The Department of Motor Vehicles (DMV) Branch in Torrance, CA
One day last month, I took a closer look at my driver’s license and was surprised to find that it expires on my birthday in January 2020, just two years after it was issued. It seems that my advanced age requires another official look at my driving ability. Now the Department of Motor Vehicles is under siege at this time by drivers who are trying to get the so-called Real ID which will be required for all domestic flights beginning October 1, 2020. (You will be able to use your passport instead, but a diminishing number of Americans have one of those.)
In order to qualify for a California driver’s license with Real ID privileges, applicants must provide a bewildering array of documents proving their identity, their address, and their Social Security Number. If I didn’t have easy access to the Internet, it would probably take me several trips to the DMV before I got approved.
So I immediately tried to get an appointment at the DMV at my local office in Santa Monica. No go: The first appointment was over a month after the current license expired. The same problem occurred with the Culver City office. I kept checking other branches and found that the Torrance office could handle me at 3 pm this afternoon. I expected a major disaster.
What I found was a pleasant surprise. I showed up an hour early for my appointment and was out the door in about an hour. Contrary to past experiences, the DMV employees were pleasant and helpful. My choice of documents for the Real ID application was approved. The employee taking my photograph actually tried to get a good picture of me (that didn’t make me look like a walrus). And the written exam went quickly and smoothly. Fortunately, an actual driving test was not required.
A day or two before Thanksgiving, I am already starting to be thankful.
So, Are You Still Able to Walk?
I just got back from San Pedro, where I had a great Thanksgiving Dinner with my friends. Naturally, I had to load myself up with insulin, because you know that sugar is one of the main ingredients of the holiday. Still I had a good time and met some new people, who were very nice.
Schoolchildren with Teacher in Lima’s Plaza de Armas
It is now almost two months since I’ve returned from Peru, and it’s beginning to seem as if it all happened years ago. When you replace one present with another, it becomes part of an ever-diminishing past. Well, I have no intention of jettisoning some beautiful memories, such as:
- Seeing Peruvian schoolchildren, such as the ones above in front on Lima’s Palacio de Gobierno. (You can see the security personnel in the background.) Kids always make me feel good about the future, even if I don’t have any of my own.
- Being awestruck by the Volcano Sabancaya in eruption from Colca Canyon.
- Reliving my past by visiting the most ornate and gorgeous Catholic Churches I have ever seen.
- Experiencing heartfelt gratitude in Puno when I bought a handmade alpaca scarf from an old Aymara woman.
- Eating delicious wor won ton soup at a Peruvian Chinese restaurant, or chifa, on a cold day.
- Interacting with the Peruvian people in my broken Spanish, and finding it no bar to communicating with them.
- Feeling that the Inca moment in history is still going on, especially in the Sacred Valley.
Because today is Thanksgiving, I will give thanks for Peru and for all the other wonderful places I have seen, all the kind people I have met, and that I still have it in me to want more.

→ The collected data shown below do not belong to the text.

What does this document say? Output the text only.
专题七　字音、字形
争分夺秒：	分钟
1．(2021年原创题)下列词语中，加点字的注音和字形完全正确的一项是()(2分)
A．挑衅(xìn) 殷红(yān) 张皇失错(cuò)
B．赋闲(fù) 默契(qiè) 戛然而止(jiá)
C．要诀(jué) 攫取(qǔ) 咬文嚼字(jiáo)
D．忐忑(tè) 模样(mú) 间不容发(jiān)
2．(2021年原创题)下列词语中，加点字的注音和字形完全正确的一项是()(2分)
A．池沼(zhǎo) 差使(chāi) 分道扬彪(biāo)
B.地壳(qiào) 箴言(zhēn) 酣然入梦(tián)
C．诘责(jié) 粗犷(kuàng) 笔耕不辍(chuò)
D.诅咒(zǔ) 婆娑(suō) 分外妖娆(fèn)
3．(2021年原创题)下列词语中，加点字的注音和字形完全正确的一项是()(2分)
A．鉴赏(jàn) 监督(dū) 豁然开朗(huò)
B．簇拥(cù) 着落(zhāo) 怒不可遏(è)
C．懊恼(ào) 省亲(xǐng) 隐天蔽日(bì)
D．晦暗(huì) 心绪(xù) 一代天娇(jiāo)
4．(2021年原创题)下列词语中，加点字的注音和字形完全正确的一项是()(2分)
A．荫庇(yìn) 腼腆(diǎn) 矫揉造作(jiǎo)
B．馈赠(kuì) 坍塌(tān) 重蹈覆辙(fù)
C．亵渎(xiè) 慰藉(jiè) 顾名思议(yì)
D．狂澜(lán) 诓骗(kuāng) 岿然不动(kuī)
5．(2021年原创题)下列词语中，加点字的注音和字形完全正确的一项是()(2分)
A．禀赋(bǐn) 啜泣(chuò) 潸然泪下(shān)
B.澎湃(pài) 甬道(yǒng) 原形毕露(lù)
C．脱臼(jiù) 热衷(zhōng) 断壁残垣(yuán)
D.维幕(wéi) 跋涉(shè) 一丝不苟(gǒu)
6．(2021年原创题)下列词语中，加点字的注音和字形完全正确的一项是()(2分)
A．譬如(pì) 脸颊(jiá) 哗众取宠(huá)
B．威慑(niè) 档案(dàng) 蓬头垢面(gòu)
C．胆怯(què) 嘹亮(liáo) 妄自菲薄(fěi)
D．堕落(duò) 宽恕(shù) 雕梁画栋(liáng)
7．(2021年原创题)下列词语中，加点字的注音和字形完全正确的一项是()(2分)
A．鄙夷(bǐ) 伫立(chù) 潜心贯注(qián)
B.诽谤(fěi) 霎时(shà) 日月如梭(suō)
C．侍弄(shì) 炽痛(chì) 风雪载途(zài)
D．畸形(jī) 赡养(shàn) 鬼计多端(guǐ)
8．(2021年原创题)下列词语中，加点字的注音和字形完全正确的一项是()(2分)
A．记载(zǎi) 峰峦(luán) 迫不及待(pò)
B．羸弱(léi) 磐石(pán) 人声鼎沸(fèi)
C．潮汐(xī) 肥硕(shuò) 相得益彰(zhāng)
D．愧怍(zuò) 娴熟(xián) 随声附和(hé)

Winter Landscape by Sesshu Toyo
Years ago, at the opening of Dartmouth College’s Hopkins Center, I saw an exhibit of Sesshu Toyo’s Long Scroll and fell in love with it and with the Chinese landscape artists it was imitating. That was the beginning of my fascination with old Chinese landscapes and poetry.
The following lines by Fu Xuan (A.D. 217-278) are as good as the best:
A gentle wind fans the calm night:
A bright moon shines on the high tower.
A voice whispers, but no one answers when I call:
A shadow stirs, but no one comes when I beckon,
The kitchen-man brings in a dish of lentils:
Wine is there, but I do not fill my cup.
Contentment with poverty is Fortune’s best gift:
Riches and Honour are the handmaids of Disaster.
Though gold and gems by the world are sought and prized,
To me they seem no more than weeds or chaff.
Perhaps this Thanksgiving, we should be like the narrator of this poem. Living in the midst of abundance, perhaps we do not need to fill our glass with wine. As the poet says, “Contentment with poverty is Fortune’s best gift.” There is something to that. Today, and always, enjoy your dish of lentils.